Red Hat’s OpenShift offers the features of an enterprise Kubernetes platform, but doesn’t lock you into using their cloud offering (Red Hat OpenShift Container Platform). OpenShift extends beyond services like Amazon Elastic Kubernetes Service (which can allow on-premises operation), and allows both hybrid cloud (running both in the cloud and on your own hardware) and multicloud (running on multiple providers’ clouds) deployment.
Jails vs OpenShift
OpenShift is a high level interface for managing a large number of container instances,offering the ability to create and manage all of the microservices for a large organization.
FreeBSD Jails are a core technology, similar to the lower layers operating beneath OpenShift. It is entirely possible for someone to replace the lower layers of a Kubernetes platform—the containers—with FreeBSD technologies. There are in fact several projects that do this already, such as POT—a FreeBSD cluster manager that we have discussed before.
At the time of writing, FreeBSD is getting much closer to being able work in Linux container environments; support for an OCI-compatible runtime for FreeBSD jails is improving rapidly. This work will enable development and operations workflows using FreeBSD’s jails as a component in the same way that Linux containers are.

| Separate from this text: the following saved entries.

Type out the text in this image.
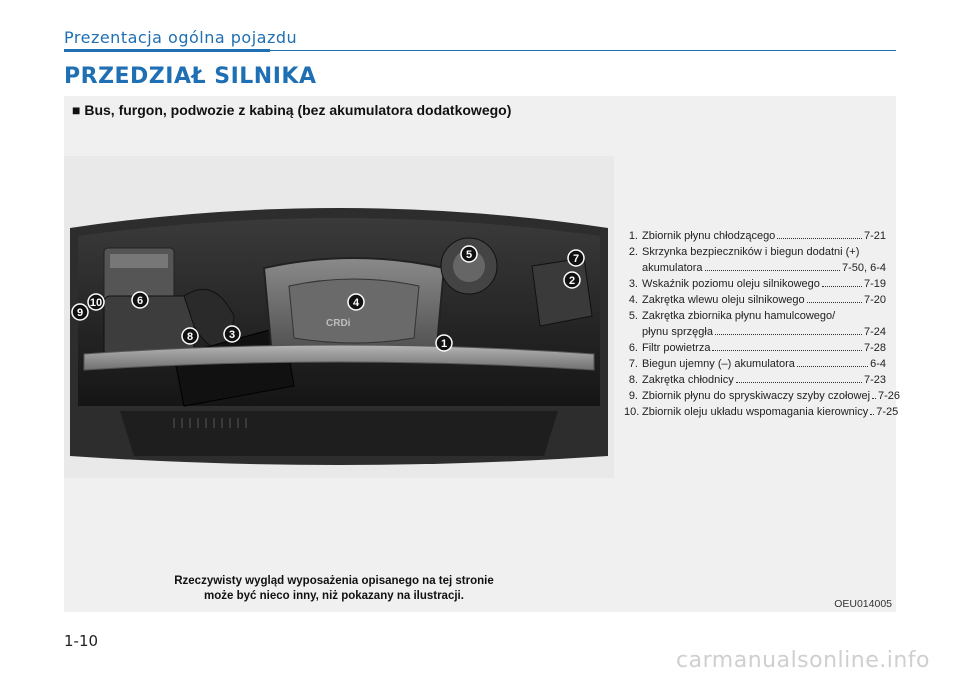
Prezentacja ogólna pojazdu
PRZEDZIAŁ SILNIKA
■ Bus, furgon, podwozie z kabiną (bez akumulatora dodatkowego)
CRDi
1
2
3
4
5
6
7
8
9
10
1. Zbiornik płynu chłodzącego	7-21
2. Skrzynka bezpieczników i biegun dodatni (+)
akumulatora	7-50, 6-4
3. Wskaźnik poziomu oleju silnikowego	7-19
4. Zakrętka wlewu oleju silnikowego	7-20
5. Zakrętka zbiornika płynu hamulcowego/
płynu sprzęgła	7-24
6. Filtr powietrza	7-28
7. Biegun ujemny (–) akumulatora	6-4
8. Zakrętka chłodnicy	7-23
9. Zbiornik płynu do spryskiwaczy szyby czołowej 7-26
10. Zbiornik oleju układu wspomagania kierownicy 7-25
Rzeczywisty wygląd wyposażenia opisanego na tej stronie
może być nieco inny, niż pokazany na ilustracji.
OEU014005
1-10
carmanualsonline.info
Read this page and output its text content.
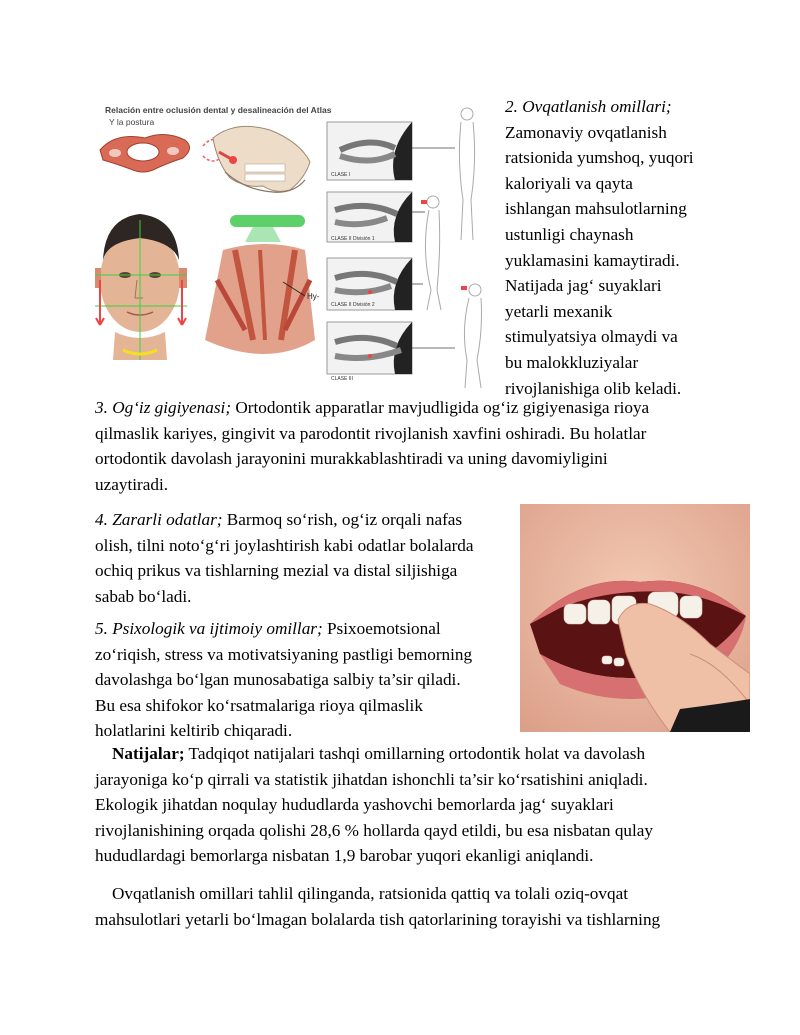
Relación entre oclusión dental y desalineación del Atlas
Y la postura
CLASE I
CLASE II División 1
CLASE II División 2
CLASE III
Hy-
2. Ovqatlanish omillari;
Zamonaviy ovqatlanish
ratsionida yumshoq, yuqori
kaloriyali va qayta
ishlangan mahsulotlarning
ustunligi chaynash
yuklamasini kamaytiradi.
Natijada jag‘ suyaklari
yetarli mexanik
stimulyatsiya olmaydi va
bu malokkluziyalar
rivojlanishiga olib keladi.
3. Og‘iz gigiyenasi; Ortodontik apparatlar mavjudligida og‘iz gigiyenasiga rioya
qilmaslik kariyes, gingivit va parodontit rivojlanish xavfini oshiradi. Bu holatlar
ortodontik davolash jarayonini murakkablashtiradi va uning davomiyligini
uzaytiradi.
4. Zararli odatlar; Barmoq so‘rish, og‘iz orqali nafas
olish, tilni noto‘g‘ri joylashtirish kabi odatlar bolalarda
ochiq prikus va tishlarning mezial va distal siljishiga
sabab bo‘ladi.
5. Psixologik va ijtimoiy omillar; Psixoemotsional
zo‘riqish, stress va motivatsiyaning pastligi bemorning
davolashga bo‘lgan munosabatiga salbiy ta’sir qiladi.
Bu esa shifokor ko‘rsatmalariga rioya qilmaslik
holatlarini keltirib chiqaradi.
Natijalar; Tadqiqot natijalari tashqi omillarning ortodontik holat va davolash
jarayoniga ko‘p qirrali va statistik jihatdan ishonchli ta’sir ko‘rsatishini aniqladi.
Ekologik jihatdan noqulay hududlarda yashovchi bemorlarda jag‘ suyaklari
rivojlanishining orqada qolishi 28,6 % hollarda qayd etildi, bu esa nisbatan qulay
hududlardagi bemorlarga nisbatan 1,9 barobar yuqori ekanligi aniqlandi.
Ovqatlanish omillari tahlil qilinganda, ratsionida qattiq va tolali oziq-ovqat
mahsulotlari yetarli bo‘lmagan bolalarda tish qatorlarining torayishi va tishlarning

Once this is possible it becomes easier and easier to add the ability to run native FreeBSD containers—and the infrastructure is almost ready.
OpenShift and FreeBSD jails are technologies that work at very different layers—jails serve the same purpose as containers, not much higher level management systems like OpenShift itself. But there is a possible and exciting future where OpenShift is able to drive FreeBSD jails, and the necessary infrastructure is getting close to working.
Once that infrastructure is complete, it will be possible to extend OpenShift with more platforms—improving diversity and making high quality FreeBSD tools available in microservice architectures.